I wonder if there is the possibility of a reality in which we are neither cosmically alone nor in danger of separation from God; a situation in which God has never once planned or even experienced a separation from us. If the thought of even wondering this scares you, I can tell you that you are not alone; I used to be afraid of even asking if this, or anything approaching it, was possible. However, at every step and with every deepening question, I have felt the mercy and love of God’s Spirit. I wonder if you might, too.
Today, if you choose, perhaps you could just dream about some of these things yourself; uninhibited, unedited, and unfettered. For a few minutes, maybe you could imagine that there is no potential destruction of your soul, and wonder about a universe in which the Christ actually reconciles us all to ourselves and to each other and to God.
What comes up for you? Sit with it compassionately, if you like, and ask God to commune with you there.
Give them not hell, but hope and courage. Preach the everlasting love of God.– John Murray
I’m a huge fan of your music and I really enjoyed reading your reflections on this. I have thought a lot about this and one of the greatest perspectives on hell that I’ve ever seen is in CS Lewis’s book the great divorce. I would love to hear your thoughts on it.

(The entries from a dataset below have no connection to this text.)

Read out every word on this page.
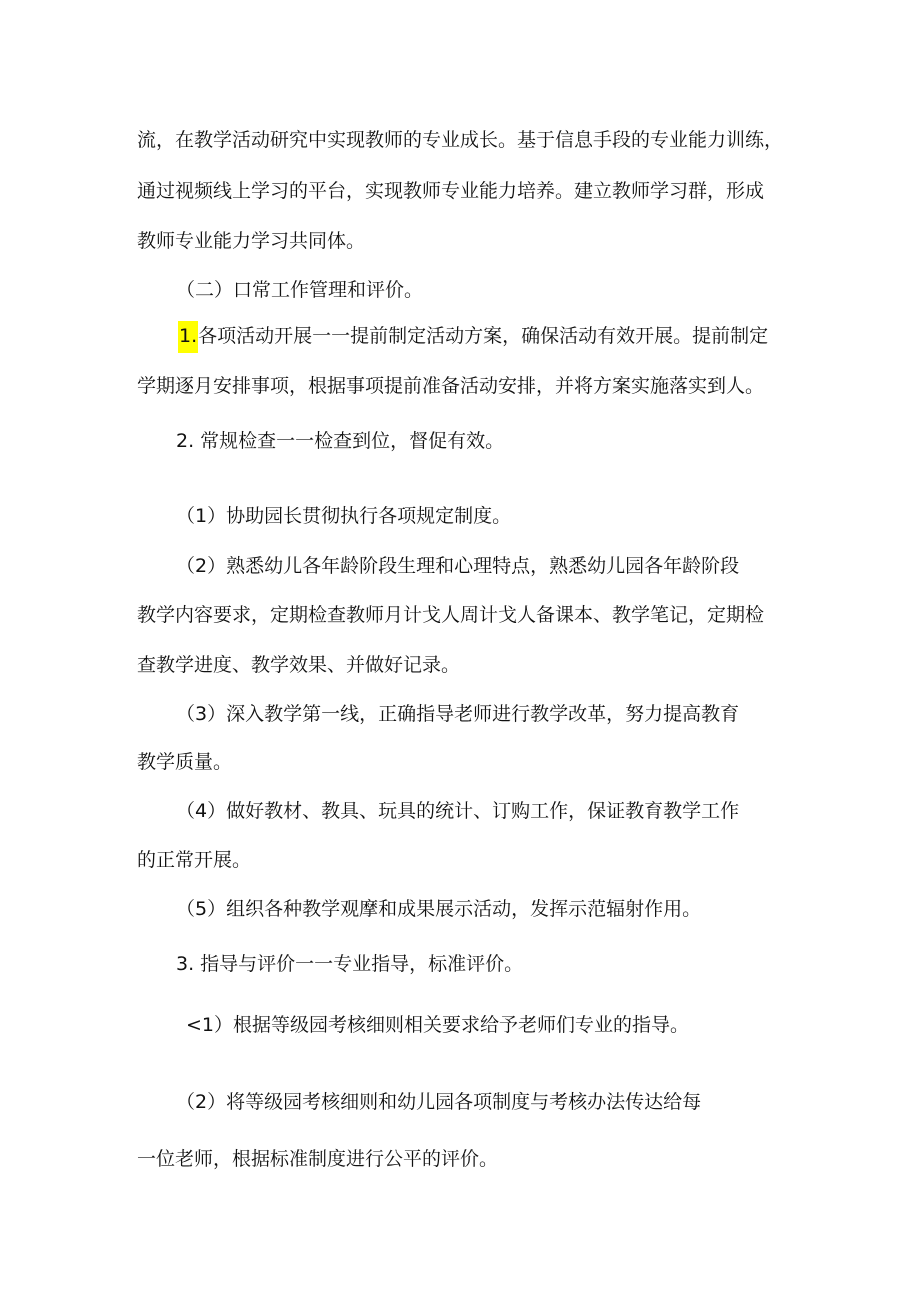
流，在教学活动研究中实现教师的专业成长。基于信息手段的专业能力训练，

通过视频线上学习的平台，实现教师专业能力培养。建立教师学习群，形成

教师专业能力学习共同体。

（二）口常工作管理和评价。

1.各项活动开展一一提前制定活动方案，确保活动有效开展。提前制定

学期逐月安排事项，根据事项提前准备活动安排，并将方案实施落实到人。

2. 常规检查一一检查到位，督促有效。

（1）协助园长贯彻执行各项规定制度。

（2）熟悉幼儿各年龄阶段生理和心理特点，熟悉幼儿园各年龄阶段

教学内容要求，定期检查教师月计戈人周计戈人备课本、教学笔记，定期检

查教学进度、教学效果、并做好记录。

（3）深入教学第一线，正确指导老师进行教学改革，努力提高教育

教学质量。

（4）做好教材、教具、玩具的统计、订购工作，保证教育教学工作

的正常开展。

（5）组织各种教学观摩和成果展示活动，发挥示范辐射作用。

3. 指导与评价一一专业指导，标准评价。

<1）根据等级园考核细则相关要求给予老师们专业的指导。

（2）将等级园考核细则和幼儿园各项制度与考核办法传达给每

一位老师，根据标准制度进行公平的评价。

I appreciate your vulnerability and honesty, Audrey. I have friends and family members who also share your newfound beliefs about Hell either being empty or not existing at all. While I understand your perspective and your reasons for arriving there, I must pose a simple question. How do you reconcile scripture with your new belief about Hell? What are we to make of the many passages of scripture in which Yeshua Himself discusses the reality of Hell at length?